Functional categories for the (Q+N)-rich domains for budding yeast fruit, fly and human
| Organism | GO ontology | Five most frequent category annotations* |
| Budding yeast | Component | Nucleus GO:0005634 (23), Cytoplasm GO:0005737 (16), cellular_component_unknown GO:0008372 (14), Plasma_membrane GO:0005886 (9), actin_cortical_path GO:0005857 (8), nuclear pore GO:0005643 (6) |
| Function | Molecular_function_unknown GO:0005554 (59), transcription_factor GO:0003700 (19), cytoskeletal_adaptor GO:0008093 (7), general transcriptional repressor GO:0016565 (6), general_RNA_polymerase_II_transcription_factor GO:0016251 (6), structural molecule GO:0005198 (6) | |
| Process | Biological_process_unknown GO:0000004 (52), endocytosis GO:0006897 (10), pseudohyphal_growth GO:0007124 (9), transcription GO:0006350 (9), nuclear pore organization GO:0006999 (8), protein amino acid phosphorylation GO:0006468 (7), regulation of cell cycle GO:0000074 (7) | |
| Fly | Component | Nucleus GO:0005634 (157), TFIID_complex GO:0005669 (13), plasma_membrane GO:0005886 (19), cytoplasm GO:0005737 (23), microtubule_associated_protein GO:0005875 (9) |
| Function | RNA_polymerase_II_transcription_factor GO:0003702 (52), transcription_factor GO:0003700 (39), specific_RNA_polymerase_II_transcription_factor GO:0003704 (36), RNA binding GO:0003723 (30), general RNA polymerase II transcription factor GO:0016251 (17) | |
| Process | Notch receptor signaling pathway GO:0007219 (18), protein amino acid phosphorylation GO:0006468 (18), transcription initiation GO:0006367 (13), gene silencing GO:0016458 (9), neuroblast determination GO:0004725 (9) | |
| Human | Component | Nucleus GO:0005634 (52), integral membrane protein GO:0016021 (9), extracellular space GO:0005615 (9), plasma membrane GO:0005887 (7), cytoskeleton GO:0005856 (7). |
| Function | Transcription_factor GO:0003700 (22), GO:0003677 DNA binding (20), calcium ion binding GO:0005509 (11), ATP binding GO:0005524 (10), transcription coactivator GO:0003713 (10) | |
| Process | Regulation of transcription GO:0006355 (34), signal transduction GO:0007165 (15), protein amino acid phosphorylation GO:0006468 (7), transcription from PolII promoter GO:0006366 (7), oncogenesis GO:0005198 (7) |
*A description of each GO category is followed by the number in the ontology and the total number of such designations found, in brackets.

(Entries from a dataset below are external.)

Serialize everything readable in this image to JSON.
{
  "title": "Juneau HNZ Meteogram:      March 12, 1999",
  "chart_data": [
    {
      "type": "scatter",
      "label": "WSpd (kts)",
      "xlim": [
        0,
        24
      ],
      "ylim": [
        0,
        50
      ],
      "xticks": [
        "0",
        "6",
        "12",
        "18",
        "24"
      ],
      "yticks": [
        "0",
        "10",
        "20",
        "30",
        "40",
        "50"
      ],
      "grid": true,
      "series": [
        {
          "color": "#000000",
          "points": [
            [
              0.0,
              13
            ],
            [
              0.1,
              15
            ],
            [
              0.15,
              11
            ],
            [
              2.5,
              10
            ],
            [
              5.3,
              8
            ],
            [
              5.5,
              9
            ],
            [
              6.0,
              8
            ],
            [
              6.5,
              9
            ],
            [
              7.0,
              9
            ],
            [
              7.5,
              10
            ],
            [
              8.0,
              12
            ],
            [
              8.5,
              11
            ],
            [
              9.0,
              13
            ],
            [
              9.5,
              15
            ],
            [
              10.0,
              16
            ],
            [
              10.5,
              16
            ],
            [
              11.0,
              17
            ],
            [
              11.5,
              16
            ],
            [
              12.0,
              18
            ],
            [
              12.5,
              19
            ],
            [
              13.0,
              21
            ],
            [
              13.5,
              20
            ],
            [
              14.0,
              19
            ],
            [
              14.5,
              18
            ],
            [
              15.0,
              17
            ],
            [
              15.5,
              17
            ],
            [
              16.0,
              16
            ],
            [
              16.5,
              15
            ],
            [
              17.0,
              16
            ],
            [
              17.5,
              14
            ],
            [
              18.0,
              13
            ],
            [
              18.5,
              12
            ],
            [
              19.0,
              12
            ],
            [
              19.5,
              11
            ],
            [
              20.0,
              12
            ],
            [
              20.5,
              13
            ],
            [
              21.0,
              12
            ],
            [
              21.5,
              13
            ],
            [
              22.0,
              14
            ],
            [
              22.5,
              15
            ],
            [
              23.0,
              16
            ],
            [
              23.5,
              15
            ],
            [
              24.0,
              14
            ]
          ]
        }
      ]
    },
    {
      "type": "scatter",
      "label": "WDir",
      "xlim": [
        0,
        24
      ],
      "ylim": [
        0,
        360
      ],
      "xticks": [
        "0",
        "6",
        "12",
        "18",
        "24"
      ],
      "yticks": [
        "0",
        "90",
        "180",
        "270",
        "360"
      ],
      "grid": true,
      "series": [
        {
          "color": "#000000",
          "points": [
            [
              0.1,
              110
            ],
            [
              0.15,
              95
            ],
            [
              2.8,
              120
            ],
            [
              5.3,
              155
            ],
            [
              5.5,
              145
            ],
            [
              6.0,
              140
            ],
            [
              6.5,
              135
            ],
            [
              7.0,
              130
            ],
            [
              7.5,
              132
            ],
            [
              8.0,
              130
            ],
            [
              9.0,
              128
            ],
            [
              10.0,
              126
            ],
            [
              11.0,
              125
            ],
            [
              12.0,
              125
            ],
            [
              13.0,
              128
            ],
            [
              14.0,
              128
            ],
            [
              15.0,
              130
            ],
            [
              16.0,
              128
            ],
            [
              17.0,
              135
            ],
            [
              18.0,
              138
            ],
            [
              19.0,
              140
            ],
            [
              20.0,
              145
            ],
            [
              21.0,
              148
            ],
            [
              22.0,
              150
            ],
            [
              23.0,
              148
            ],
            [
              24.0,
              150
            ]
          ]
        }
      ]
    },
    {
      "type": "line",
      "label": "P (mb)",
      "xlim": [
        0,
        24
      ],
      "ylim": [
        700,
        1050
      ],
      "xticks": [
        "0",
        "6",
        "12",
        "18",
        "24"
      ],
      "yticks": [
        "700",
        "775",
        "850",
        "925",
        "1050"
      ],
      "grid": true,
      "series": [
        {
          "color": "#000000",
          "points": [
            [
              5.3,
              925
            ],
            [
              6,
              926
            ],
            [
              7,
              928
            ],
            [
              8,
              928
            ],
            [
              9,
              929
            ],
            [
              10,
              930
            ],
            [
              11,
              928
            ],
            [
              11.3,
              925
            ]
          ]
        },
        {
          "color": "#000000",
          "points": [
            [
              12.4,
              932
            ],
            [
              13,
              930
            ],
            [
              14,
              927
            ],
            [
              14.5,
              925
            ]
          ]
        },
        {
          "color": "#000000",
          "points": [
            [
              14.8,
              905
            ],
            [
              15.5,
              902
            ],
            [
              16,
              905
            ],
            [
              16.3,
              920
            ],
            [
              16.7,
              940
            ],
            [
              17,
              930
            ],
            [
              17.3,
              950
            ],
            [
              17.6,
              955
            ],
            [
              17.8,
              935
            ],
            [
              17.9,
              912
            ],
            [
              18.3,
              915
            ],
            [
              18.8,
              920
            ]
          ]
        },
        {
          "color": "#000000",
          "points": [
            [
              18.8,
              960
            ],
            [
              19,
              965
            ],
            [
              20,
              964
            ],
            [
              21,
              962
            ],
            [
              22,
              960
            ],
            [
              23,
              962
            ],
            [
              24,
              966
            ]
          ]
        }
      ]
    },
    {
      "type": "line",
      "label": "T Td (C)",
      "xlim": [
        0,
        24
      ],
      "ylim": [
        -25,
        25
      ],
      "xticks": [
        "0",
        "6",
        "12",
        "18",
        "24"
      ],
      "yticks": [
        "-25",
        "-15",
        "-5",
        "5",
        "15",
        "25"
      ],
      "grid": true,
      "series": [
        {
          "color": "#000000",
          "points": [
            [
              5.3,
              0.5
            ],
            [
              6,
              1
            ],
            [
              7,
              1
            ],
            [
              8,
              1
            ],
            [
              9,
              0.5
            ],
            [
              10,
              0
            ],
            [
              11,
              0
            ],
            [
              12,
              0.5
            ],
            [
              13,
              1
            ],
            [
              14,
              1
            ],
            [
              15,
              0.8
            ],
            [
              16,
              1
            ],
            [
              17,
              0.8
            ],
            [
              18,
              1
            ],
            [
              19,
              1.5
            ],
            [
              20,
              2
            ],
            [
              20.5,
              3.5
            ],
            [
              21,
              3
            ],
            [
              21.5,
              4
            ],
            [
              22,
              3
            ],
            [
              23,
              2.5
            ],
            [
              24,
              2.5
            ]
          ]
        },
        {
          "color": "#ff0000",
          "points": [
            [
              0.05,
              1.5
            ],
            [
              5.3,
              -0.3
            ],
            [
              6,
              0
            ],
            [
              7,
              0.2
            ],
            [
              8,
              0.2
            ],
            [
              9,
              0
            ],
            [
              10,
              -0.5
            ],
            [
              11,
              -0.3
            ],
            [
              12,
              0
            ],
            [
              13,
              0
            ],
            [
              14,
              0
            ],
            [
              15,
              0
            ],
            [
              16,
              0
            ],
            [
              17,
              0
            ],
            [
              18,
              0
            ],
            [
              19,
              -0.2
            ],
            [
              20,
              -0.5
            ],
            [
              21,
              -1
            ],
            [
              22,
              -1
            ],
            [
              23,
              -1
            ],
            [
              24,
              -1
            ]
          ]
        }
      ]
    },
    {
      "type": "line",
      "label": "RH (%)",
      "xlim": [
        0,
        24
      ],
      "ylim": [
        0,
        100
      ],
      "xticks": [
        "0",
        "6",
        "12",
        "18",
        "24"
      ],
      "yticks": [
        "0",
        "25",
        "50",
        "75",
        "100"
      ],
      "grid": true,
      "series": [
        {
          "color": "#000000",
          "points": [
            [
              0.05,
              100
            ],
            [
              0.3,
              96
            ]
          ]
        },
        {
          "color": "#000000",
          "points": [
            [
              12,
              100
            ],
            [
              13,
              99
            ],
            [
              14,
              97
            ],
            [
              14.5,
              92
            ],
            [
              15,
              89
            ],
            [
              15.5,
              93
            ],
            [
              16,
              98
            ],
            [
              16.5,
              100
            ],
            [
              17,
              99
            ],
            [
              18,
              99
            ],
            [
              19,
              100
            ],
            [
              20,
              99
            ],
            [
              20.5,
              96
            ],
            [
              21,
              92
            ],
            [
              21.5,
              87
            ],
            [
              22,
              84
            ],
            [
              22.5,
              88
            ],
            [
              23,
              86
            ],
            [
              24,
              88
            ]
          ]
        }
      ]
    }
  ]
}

Figure 2Each proteome has a characteristic distribution of biases. The proportion of bias residues (y-axis) counted up for each of the following seven residues (S, Q, N, L, I, D, C) are shown as a function of the bias probability (x-axis). The x-axis comprises bins labeled with -log(P) such that all regions with probabilities from -log(P) to 3.0 -log(P) are included. The end (right-most) bin includes all regions with log probability greater than -log(P). From left to right, the first set of panels is for budding yeast, the second set for fission yeast, the third set for fruit fly and the fourth for human. The rows of panels are labeled at the far right with the appropriate one-letter amino-acid symbol (S, Q, N, L, I, D and C).